The primary motivation for re-excision after lumpectomy is to reduce cancer recurrence. Hence, re-excision of an ink positive margin represents good quality care because negative margins are associated with lower IBTR. If negative margins could be achieved more often with single compared to multiple operations, then patient centered and affordability domains of quality care could be achieved as well. It is, therefore, relevant to ask whether the use of RELR as a QM helps to achieve this goal. It is also relevant to ask whether unintended harmful consequences may occur if care providers are focused on ensuring their RELR is low, instead of focusing on performing an adequate oncologic operation. If the importance of RELR is elevated too high, would this lead to cases of positive/close margins not being excised, resulting in increased IBTR and ultimately a potential increase in breast cancer mortality? 27 Would women with larger tumors, DCIS, or smaller breasts not be offered BCS due to an increased concern that these patients would likely require a re-excision? Fear of elevated RELR could cause “risk aversion”, resulting in increased mastectomy rates and decreased access to BCS. Finally, would too much emphasis on RELR lead to larger resection volumes at first lumpectomy resulting in suboptimal cosmetic outcomes? The relationship of resected breast volume to aesthetic outcome is complex. There is a need for comparative effectiveness research to determine if there are critical differences in patient cosmetic outcome when comparing surgeons who have lower versus higher RELR and when comparing simple to oncoplastic lumpectomy, stratified by breast size, shape and other factors. Comprehensive, validated cosmetic scoring systems, along with patient reported outcomes, such as Breast-Q™, need to be incorporated into these studies.28,29 The argument against using RELR as a QM is that the unintended consequences described above are possible. If they did occur, they would be detrimental to quality care.

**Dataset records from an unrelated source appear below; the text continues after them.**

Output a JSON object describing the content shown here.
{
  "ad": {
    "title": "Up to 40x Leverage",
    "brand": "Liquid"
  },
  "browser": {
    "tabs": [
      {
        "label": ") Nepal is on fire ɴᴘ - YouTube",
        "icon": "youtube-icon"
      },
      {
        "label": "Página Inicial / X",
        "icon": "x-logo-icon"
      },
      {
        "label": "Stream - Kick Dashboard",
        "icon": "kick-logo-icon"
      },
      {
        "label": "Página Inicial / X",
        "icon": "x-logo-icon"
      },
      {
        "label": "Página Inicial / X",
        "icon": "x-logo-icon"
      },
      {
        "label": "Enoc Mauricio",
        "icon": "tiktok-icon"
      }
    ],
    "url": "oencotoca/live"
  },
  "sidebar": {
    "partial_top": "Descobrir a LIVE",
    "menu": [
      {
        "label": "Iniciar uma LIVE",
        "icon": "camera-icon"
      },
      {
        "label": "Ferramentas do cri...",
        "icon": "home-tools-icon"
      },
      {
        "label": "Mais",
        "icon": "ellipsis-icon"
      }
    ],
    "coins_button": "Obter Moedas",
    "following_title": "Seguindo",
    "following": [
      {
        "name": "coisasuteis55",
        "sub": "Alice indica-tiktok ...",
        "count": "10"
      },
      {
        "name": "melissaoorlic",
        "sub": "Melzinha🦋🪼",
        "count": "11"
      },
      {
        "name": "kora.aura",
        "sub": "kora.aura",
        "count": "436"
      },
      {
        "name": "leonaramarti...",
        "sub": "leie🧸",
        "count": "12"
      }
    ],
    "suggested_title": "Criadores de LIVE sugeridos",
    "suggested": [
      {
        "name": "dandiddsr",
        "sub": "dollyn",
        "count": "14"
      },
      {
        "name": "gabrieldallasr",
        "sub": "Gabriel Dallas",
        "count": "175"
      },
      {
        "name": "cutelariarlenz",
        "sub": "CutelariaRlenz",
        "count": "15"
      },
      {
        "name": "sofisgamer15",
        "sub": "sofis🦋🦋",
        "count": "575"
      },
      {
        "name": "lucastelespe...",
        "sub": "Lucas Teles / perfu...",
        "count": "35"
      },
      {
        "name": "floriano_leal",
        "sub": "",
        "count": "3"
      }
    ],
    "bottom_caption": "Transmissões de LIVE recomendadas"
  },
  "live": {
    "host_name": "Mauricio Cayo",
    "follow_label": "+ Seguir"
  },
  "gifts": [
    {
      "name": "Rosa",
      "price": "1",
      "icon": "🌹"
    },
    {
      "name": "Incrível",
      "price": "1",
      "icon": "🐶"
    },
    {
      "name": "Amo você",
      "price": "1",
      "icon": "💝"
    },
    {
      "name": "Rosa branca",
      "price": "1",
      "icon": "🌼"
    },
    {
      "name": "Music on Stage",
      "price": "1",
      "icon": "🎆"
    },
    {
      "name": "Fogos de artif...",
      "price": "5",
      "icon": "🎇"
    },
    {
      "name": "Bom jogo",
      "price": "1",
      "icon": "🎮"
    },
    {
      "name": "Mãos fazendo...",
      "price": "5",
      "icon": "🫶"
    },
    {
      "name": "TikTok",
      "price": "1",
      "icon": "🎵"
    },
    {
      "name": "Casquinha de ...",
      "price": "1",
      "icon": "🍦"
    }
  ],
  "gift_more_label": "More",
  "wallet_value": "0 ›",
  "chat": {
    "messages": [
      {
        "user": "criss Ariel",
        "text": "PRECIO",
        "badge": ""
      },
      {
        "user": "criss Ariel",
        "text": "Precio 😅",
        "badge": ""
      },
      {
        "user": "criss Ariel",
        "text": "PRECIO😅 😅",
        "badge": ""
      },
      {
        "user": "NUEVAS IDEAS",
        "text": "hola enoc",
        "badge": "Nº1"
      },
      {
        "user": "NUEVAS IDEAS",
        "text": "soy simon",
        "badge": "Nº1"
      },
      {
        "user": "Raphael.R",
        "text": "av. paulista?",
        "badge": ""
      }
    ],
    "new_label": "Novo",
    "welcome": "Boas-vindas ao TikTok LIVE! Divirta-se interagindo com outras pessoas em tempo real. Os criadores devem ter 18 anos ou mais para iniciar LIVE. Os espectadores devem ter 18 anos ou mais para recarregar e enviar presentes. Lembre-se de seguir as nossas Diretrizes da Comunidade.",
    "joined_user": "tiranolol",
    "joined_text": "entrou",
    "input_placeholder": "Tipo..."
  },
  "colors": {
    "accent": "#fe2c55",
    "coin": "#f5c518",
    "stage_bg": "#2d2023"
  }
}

In summary, extreme variability of RELR exists, indicating a performance gap. Reducing variability of national RELR is beneficial because it reduces the financial and non-financial burdens of care endured by the patient. However, it is difficult to expect uniform rates of re-excision when a lack of clarity and consensus remains on the definition of an adequate negative margin. Despite the lack of margin clarity, there is opportunity to reduce re-excision rates by ceasing routine re-excision in patients with 2 mm or greater margins. Since implementing RELR as a QM has the potential to negatively affect other dimensions of breast cancer outcomes, we believe the stewards of measurement of RELR should concurrently audit other aspects of BCS quality to protect against the unintended consequences of mandating reduced re-excision rates. Performance improvement plans to lower re-excision rates will be optimized by multidisciplinary input, collaboration between professional societies, vigilance and an awareness of all possible outcomes.